Алену это хамство почти взбесило: «Была бы я на машине Руслана, посмотрела бы я на тебя, сволочь».
Она поймала себя на мысли, что последнее время очень часто видит себя рядом с Русланом. Вот и сейчас, в этом банальном эпизоде пробочной автобрани, она подумала о нем. Она привыкла свою жизнь связывать с его жизнью, не осознавая, насколько сильно сроднилась с ним, словно вросла в него и мыслями, и сердцем. Он стал близким и родным, именно родным.
Единственное, чего Алена не могла принять в нем, - его веру. Руслан прав: единство веры -главнейший аспект совместной жизни. Он - мусульманин, она - христианка. До сегодняшнего разговора с ним она считала, что подобное соотношение возможно, главное - любовь и взаимопонимание, а все остальное приложится. Он абсолютно прав: все остальное - это не остальное, это главное. И она должна сделать выбор. Еще час назад ее обескуражила столь жесткая и принципиальная позиция жениха, теперь она поняла, что он прав.
Пробка понемногу двигалась. Алена спокойно ползла в своем ряду, не пытаясь перестраиваться. Она уже пожалела, что отправилась к Насте. Что скажет Настя, ясно как белый день. Решать ей, а не Насте, и решать свою судьбу.
В этом году была очень холодная весна, шла вторая неделя после Пасхи. У Насти, конечно, будут куличи к чаю. Захотелось есть. Пробка опять встала. Алена вспомнила Великую субботу, впервые за много лет она пропустила все службы Страстной седмицы, даже на погребение плащаницы не ходила - боялась расстроить Руслана.
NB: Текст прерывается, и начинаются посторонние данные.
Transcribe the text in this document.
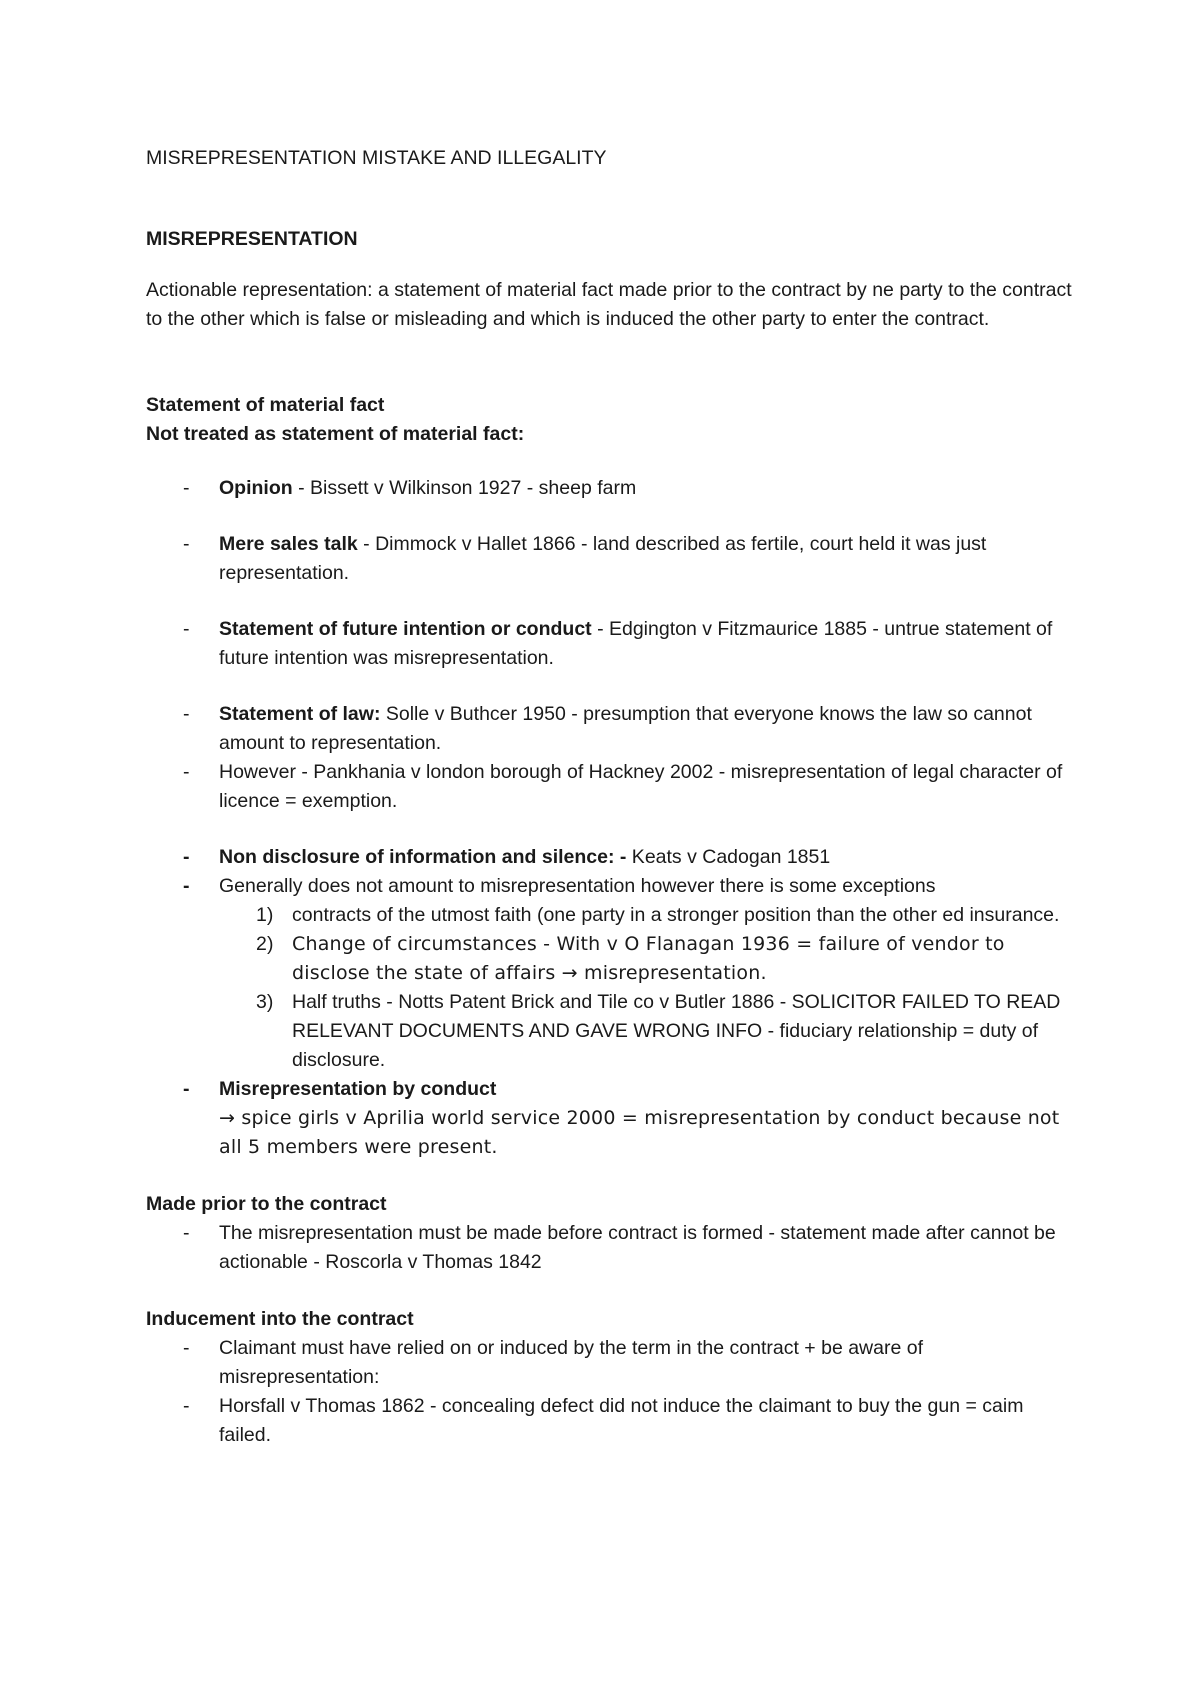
MISREPRESENTATION MISTAKE AND ILLEGALITY

MISREPRESENTATION

Actionable representation: a statement of material fact made prior to the contract by ne party to the contract to the other which is false or misleading and which is induced the other party to enter the contract.

Statement of material fact

Not treated as statement of material fact:

- Opinion - Bissett v Wilkinson 1927 - sheep farm
- Mere sales talk - Dimmock v Hallet 1866 - land described as fertile, court held it was just representation.
- Statement of future intention or conduct - Edgington v Fitzmaurice 1885 - untrue statement of future intention was misrepresentation.
- Statement of law: Solle v Buthcer 1950 - presumption that everyone knows the law so cannot amount to representation.
- However - Pankhania v london borough of Hackney 2002 - misrepresentation of legal character of licence = exemption.
- Non disclosure of information and silence: - Keats v Cadogan 1851
- Generally does not amount to misrepresentation however there is some exceptions
1) contracts of the utmost faith (one party in a stronger position than the other ed insurance.
2) Change of circumstances - With v O Flanagan 1936 = failure of vendor to disclose the state of affairs → misrepresentation.
3) Half truths - Notts Patent Brick and Tile co v Butler 1886 - SOLICITOR FAILED TO READ RELEVANT DOCUMENTS AND GAVE WRONG INFO - fiduciary relationship = duty of disclosure.
- Misrepresentation by conduct
→ spice girls v Aprilia world service 2000 = misrepresentation by conduct because not all 5 members were present.

Made prior to the contract

- The misrepresentation must be made before contract is formed - statement made after cannot be actionable - Roscorla v Thomas 1842

Inducement into the contract

- Claimant must have relied on or induced by the term in the contract + be aware of misrepresentation:
- Horsfall v Thomas 1862 - concealing defect did not induce the claimant to buy the gun = caim failed.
Великая суббота врезалась в ее память. В Москву внезапно пришел дикий холод. Небо почернело, и посыпался обильный мелкий снег, похожий на манну. Все закружилось и завертелось. Во дворах храмов стояли столы, ломившиеся от пасхальной снеди, принесенной на освящение. Белые облачения священников раздувались, как паруса, и сливались с метелью, словно были едины со стихией. Свечи в руках прихожан гасли, столы с куличами и люди, стоявшие подле и шедшие с узелками и сумками на освящение, мгновенно побелели. И только красные неугасимые фонарики горели кое-где робкими, дрожащими огоньками. К вечеру все прекратилось. Снегопад напоминал о себе только кучами мокрого серого месива под ногами тысяч людей, шедших к Пасхальной заутрене.
Начиналось Христово Воскресение.
Наконец пробка внезапно рассосалась, и Алена помчалась по направлению к Настиной улице. Протарахтев по трамвайным путям, повернула во двор, до отказа забитый машинами, припарковаться было негде. Пришлось кое-как пристроиться на загаженном пятачке возле помойки.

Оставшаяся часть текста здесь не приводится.